Facebook, meanwhile, to bring transparency in political advertisements in the run-up to 2019 general elections, is making it compulsory for advertisers to disclose their identity and location before any such ad material can be run on the popular social media platform and Instagram.
Twitter, too, intensified its crackdown on fake and automated accounts and began removing suspicious accounts from users’ followers to give a “meaningful and accurate” view of follower count.
But, it was Facebook-owned WhatsApp that faced the maximum heat after rumours circulating on the messaging platform incited mob fury and claimed over a dozen lives in various parts of the country. The toxic messages that spread on WhatsApp instigated riots in certain cases, as people forwarded and misinterpreted videos on the messaging platform.
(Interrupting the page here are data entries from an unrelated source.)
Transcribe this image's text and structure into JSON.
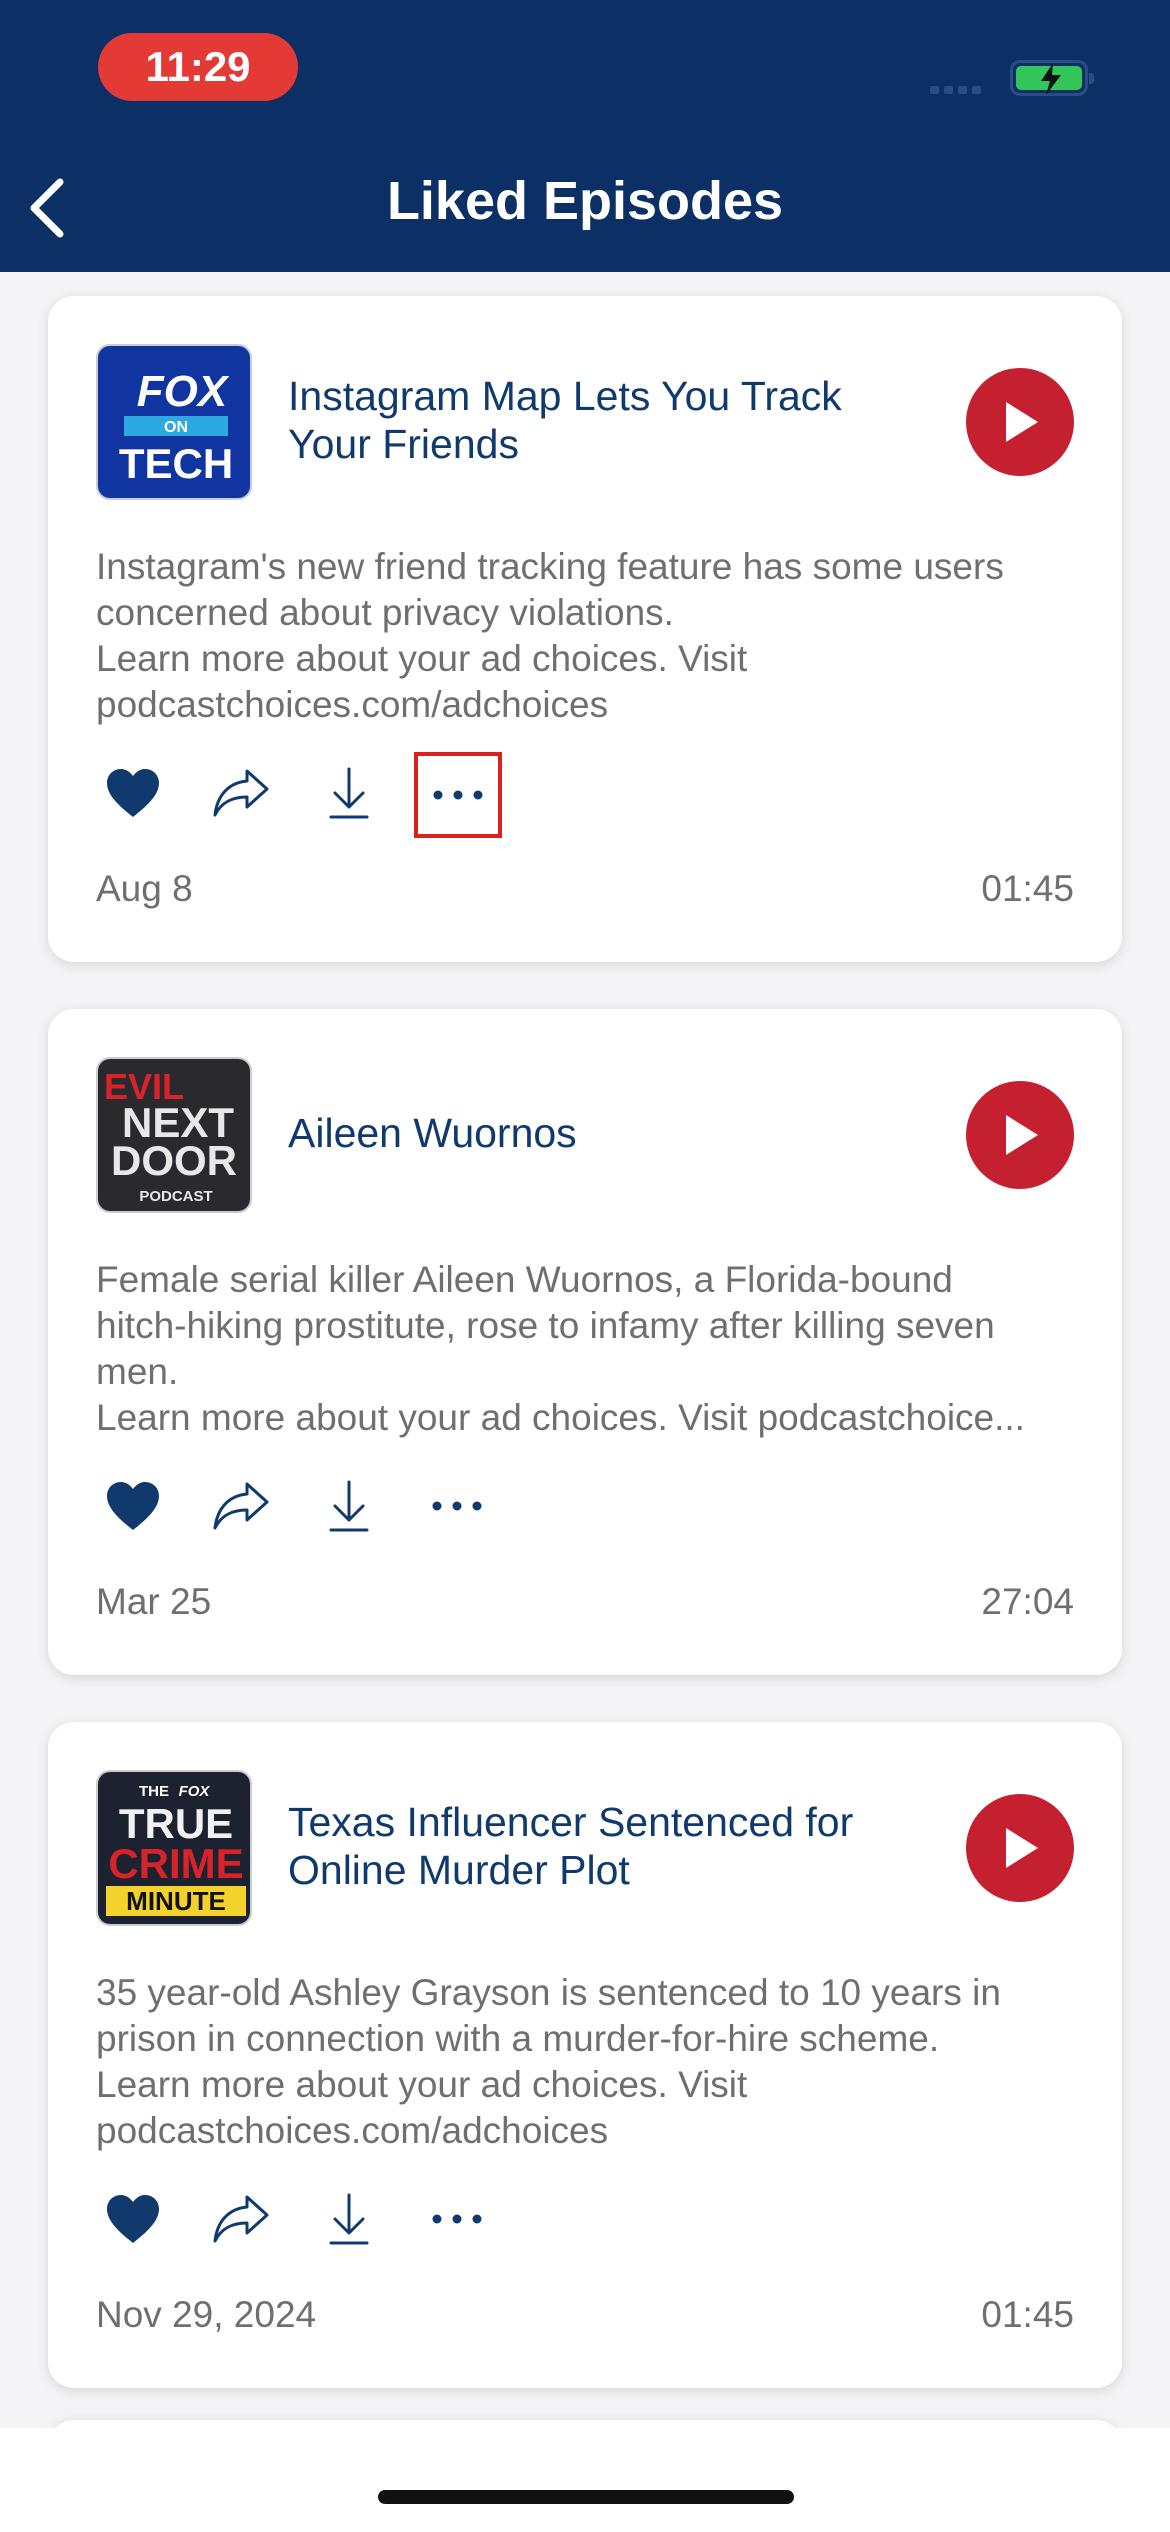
{
  "status_bar": {
    "time": "11:29"
  },
  "header": {
    "title": "Liked Episodes"
  },
  "episodes": [
    {
      "podcast": "Fox on Tech",
      "art_lines": [
        "FOX",
        "ON",
        "TECH"
      ],
      "title": "Instagram Map Lets You Track Your Friends",
      "description": [
        "Instagram's new friend tracking feature has some users",
        "concerned about privacy violations.",
        "Learn more about your ad choices. Visit",
        "podcastchoices.com/adchoices"
      ],
      "date": "Aug 8",
      "duration": "01:45"
    },
    {
      "podcast": "Evil Next Door",
      "art_lines": [
        "EVIL",
        "NEXT",
        "DOOR",
        "PODCAST"
      ],
      "title": "Aileen Wuornos",
      "description": [
        "Female serial killer Aileen Wuornos, a Florida-bound",
        "hitch-hiking prostitute, rose to infamy after killing seven",
        "men.",
        "Learn more about your ad choices. Visit podcastchoice..."
      ],
      "date": "Mar 25",
      "duration": "27:04"
    },
    {
      "podcast": "The Fox True Crime Minute",
      "art_lines": [
        "THE",
        "FOX",
        "TRUE",
        "CRIME",
        "MINUTE"
      ],
      "title": "Texas Influencer Sentenced for Online Murder Plot",
      "description": [
        "35 year-old Ashley Grayson is sentenced to 10 years in",
        "prison in connection with a murder-for-hire scheme.",
        "Learn more about your ad choices. Visit",
        "podcastchoices.com/adchoices"
      ],
      "date": "Nov 29, 2024",
      "duration": "01:45"
    }
  ],
  "icons": {
    "back": "chevron-left-icon",
    "play": "play-icon",
    "like": "heart-icon",
    "share": "share-icon",
    "download": "download-icon",
    "more": "more-icon"
  },
  "colors": {
    "header_bg": "#0c3066",
    "accent_red": "#c5202f",
    "title_blue": "#103a6e",
    "time_pill": "#e43a35",
    "highlight_box": "#d9211f"
  }
}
Following government’s warnings, WhatsApp recently named a grievance officer for India and announced the appointment of an India head — a first for the country that accounts for most users across the world. It has launched a label that identifies forwarded messages and barred forwarding of messages to more than five people at one go.
As the Supreme Court voiced concerns over irresponsible content on social media, the government rushed to propose changes in IT Act’s rules and released draft amendments which would require “intermediaries” to enable tracing of originators of information when required by government agencies.
In the political slugfest that ensued, the Congress alleged that if the amendments were cleared, there would be a tremendous expansion in the power of the “big brother” government on ordinary citizens, “reminiscent of eerie dictatorships”. Some Cyberlaw experts have equated the changes in rules to India’s own anti-encryption law.
The proposals require social media firms to deploy technology-based automated tools for proactively identifying, removing or disabling public access to “unlawful information or content”.
If approved, these changes will place social media platforms — even those like WhatsApp which promise users privacy and encryption — firmly under government lens, forcing them to adopt stricter due-diligence practices.
The amendments — which come ahead of the general polls in 2019 — propose that platforms would have to inform users to refrain from hosting, uploading or sharing any content that is blasphemous, obscene, defamatory, hateful or racially, ethnically objectionable, or threatens national security.
When backed by lawful order, these platforms will have to, within 72 hours, provide assistance as asked for by any government agency. The IT ministry has met Facebook, WhatsApp, Twitter, Google and others to discuss the proposed changes and public feedback has been sought by 15 January.
The seemingly-infallible tech behemoths are already being equated with big oil and big tobacco, in Western markets.
The larger question is whether the shifting public perception and recent moves by the government to regulate these habit-forming, new-age platforms would change the very essence of social media, once considered a harbinger of free speech and individual rights.